£224bn commercial property debt as defaults double

However, loans in breach of financial agreements doubled in the first half of 2009 to around £30billion, with £18.6billion reported in breach of covenants and £11.8billion in default – the equivalent of South Africa’s entire commercial property market.

But despite the well publicised problems of a number of key lenders, banks have retained their faith in property. The number of active banks is rising and debt is available, albeit in more limited quantity and at higher prices than previously.

While many feared large fire-sales of assets as banks called their loans in, this has not happened – yet. Since property values fell by around 45% since the peak of the boom in 2007, many were in breach of loan agreements which are set against the value of the property.

The steep and rapid drop in values meant that many property firms were, like home owners, facing a negative equity time-bomb.

De Montfort University has been publishing this survey – paid for by the UK real estate sector with the support of many of the banks which are surveyed – for a number of years and it gets more authoritative each year. The significance of the survey is not simply the sizes of the sums involved, but the level of transparency it offers to the business community.

The number of loans in breach of covenant is surprisingly small at £18.6billion – or 8.6% of the total stock of loans – but the survey is to June 2009 and states clearly that banks are much more interested in borrowers’ ability to service interest liabilities than in loan to value breaches.

The occupier market is still expected to struggle through 2010, and if tenants go under it could mean property owners being unable to service debt.

Many have been focusing on the stock of debt and the way that the banks are dealing with their problems. But the future health of the sector depends on the availability of new debt and here the news is quietly positive.
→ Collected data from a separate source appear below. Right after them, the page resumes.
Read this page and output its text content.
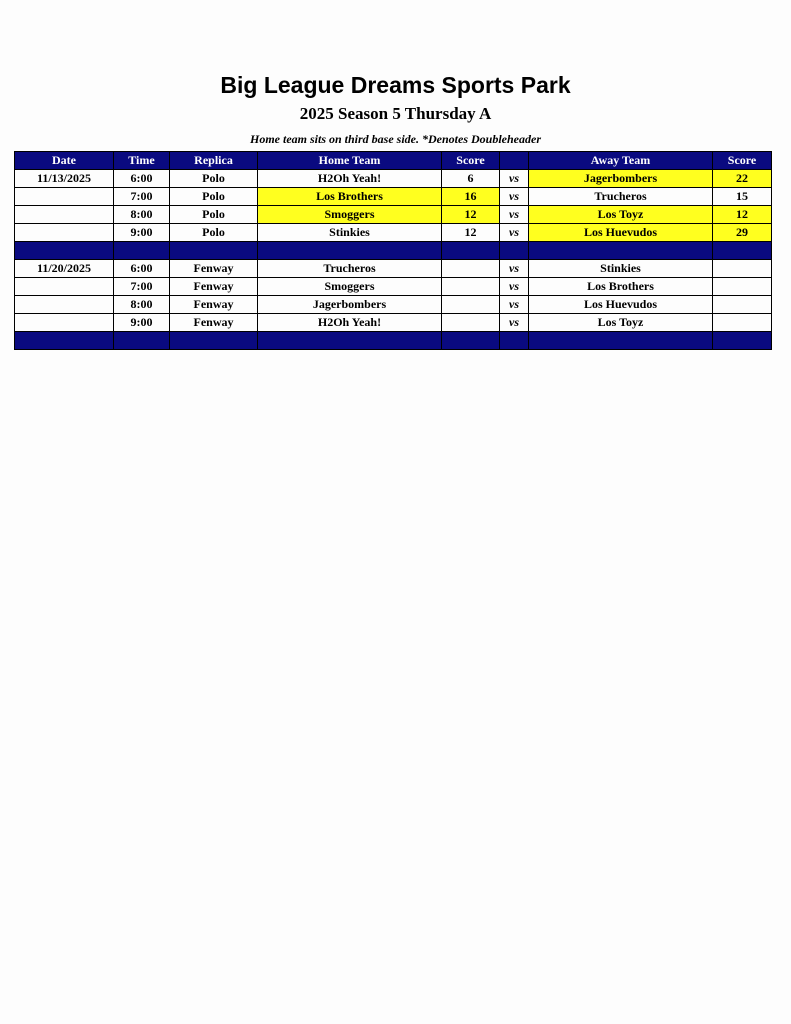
Big League Dreams Sports Park
2025 Season 5 Thursday A
Home team sits on third base side. *Denotes Doubleheader
Date	Time	Replica	Home Team	Score		Away Team	Score
11/13/2025	6:00	Polo	H2Oh Yeah!	6	vs	Jagerbombers	22
	7:00	Polo	Los Brothers	16	vs	Trucheros	15
	8:00	Polo	Smoggers	12	vs	Los Toyz	12
	9:00	Polo	Stinkies	12	vs	Los Huevudos	29

11/20/2025	6:00	Fenway	Trucheros		vs	Stinkies	
	7:00	Fenway	Smoggers		vs	Los Brothers	
	8:00	Fenway	Jagerbombers		vs	Los Huevudos	
	9:00	Fenway	H2Oh Yeah!		vs	Los Toyz	
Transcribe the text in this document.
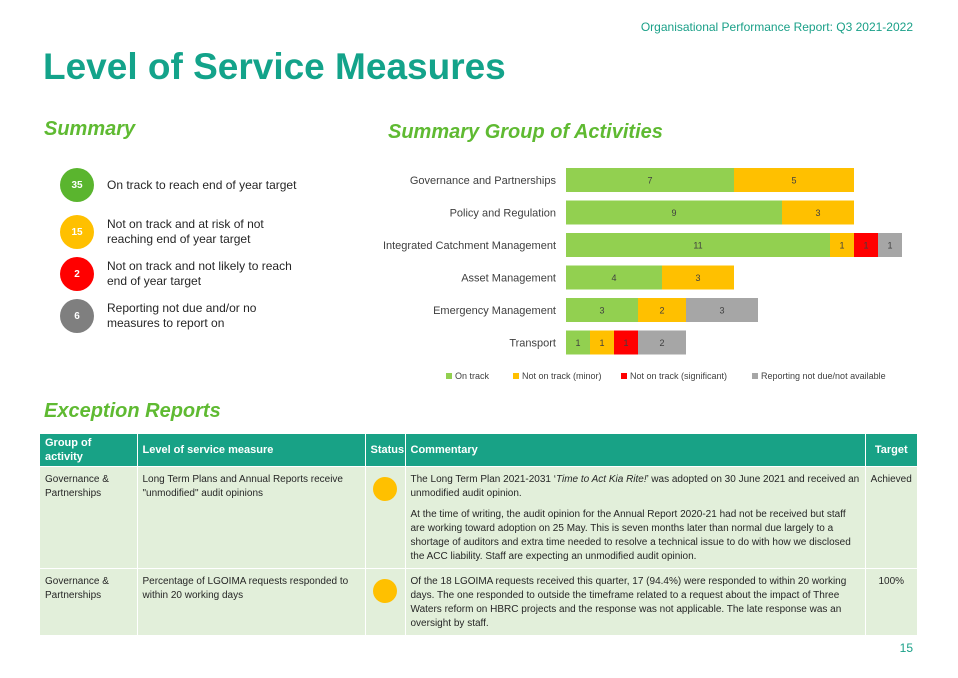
Organisational Performance Report: Q3 2021-2022
Level of Service Measures
Summary
35	On track to reach end of year target
15
Not on track and at risk of not reaching end of year target
2
Not on track and not likely to reach end of year target
6
Reporting not due and/or no measures to report on
Summary Group of Activities
Governance and Partnerships	7	5
Policy and Regulation	9	3
Integrated Catchment Management	11	1 1 1
Asset Management	4	3
Emergency Management	3	2	3
Transport 1 1 1	2
On track	Not on track (minor)	Not on track (significant)	Reporting not due/not available
Exception Reports
Group of activity	Level of service measure	Status	Commentary	Target
Governance & Partnerships	Long Term Plans and Annual Reports receive "unmodified" audit opinions		The Long Term Plan 2021-2031 ‘Time to Act Kia Rite!’ was adopted on 30 June 2021 and received an unmodified audit opinion.

At the time of writing, the audit opinion for the Annual Report 2020-21 had not be received but staff are working toward adoption on 25 May. This is seven months later than normal due largely to a shortage of auditors and extra time needed to resolve a technical issue to do with how we disclosed the ACC liability. Staff are expecting an unmodified audit opinion.	Achieved
Governance & Partnerships	Percentage of LGOIMA requests responded to within 20 working days		Of the 18 LGOIMA requests received this quarter, 17 (94.4%) were responded to within 20 working days. The one responded to outside the timeframe related to a request about the impact of Three Waters reform on HBRC projects and the response was not applicable. The late response was an oversight by staff.	100%
15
The number of banks seeking to increase loan origination to property has doubled in six months from 23% to 50% and the number of banks who are prepared to lend has risen from 73% to 87% – which suggests that while there are organisations wanting to exit the sector, banks in general continue to regard property as good collateral.

New lending this year was limited – at £7.4billion in the first half, compared to £49billion in the whole of 2008 – and is more concentrated than ever – with 12 organisations accounting for 83%. UK lenders, perhaps surprisingly, had a 58% market share.

Liz Peace, chief executive of the British Property Federation, said: "There is clearly a process underway of banks reducing their exposure to commercial property, but it seems likely to be a slow and long drawn out one.

"New originations have fallen pretty dramatically (15% in H1 of the figure for all of 2008 for loans, and 10% in H1 of the figure for 2008 for syndicated debt; 39% of respondents made no new loans at all, and 13% plan to withdraw from CRE lending altogether). At the same time, the securitisation market remains closed (so banks cannot easily sell loan books to free up their own balance sheets) – but we are also seeing extensions (£3.7billion during H1) and overall debt has remained static.

"Indeed, there are also clear signs that some banks (probably largely German and other overseas lenders) are getting more interested in commercial property again, albeit on a somewhat qualified basis (focus on prime), no doubt on the basis that values have fallen significantly and good terms (in terms of LTV safety, fees and margins) can be achieved by lenders willing to lend.

"There are also clear signs of a fairly polarised market (eg 74% of respondents prepared to lend against prime property but only 44% willing to lend against secondary). The real availability of new debt seems to be heavily concentrated in lower risk assets (few respondents are willing to offer terms for loans against developments with a significant speculative element, for example).

"While more loans are reported as being in default, it probably remains the case that lenders are willing to leave loans in place if the interest continues to be paid, even if they are in breach of financial covenants (eg the £3.7billion of extensions mentioned above)."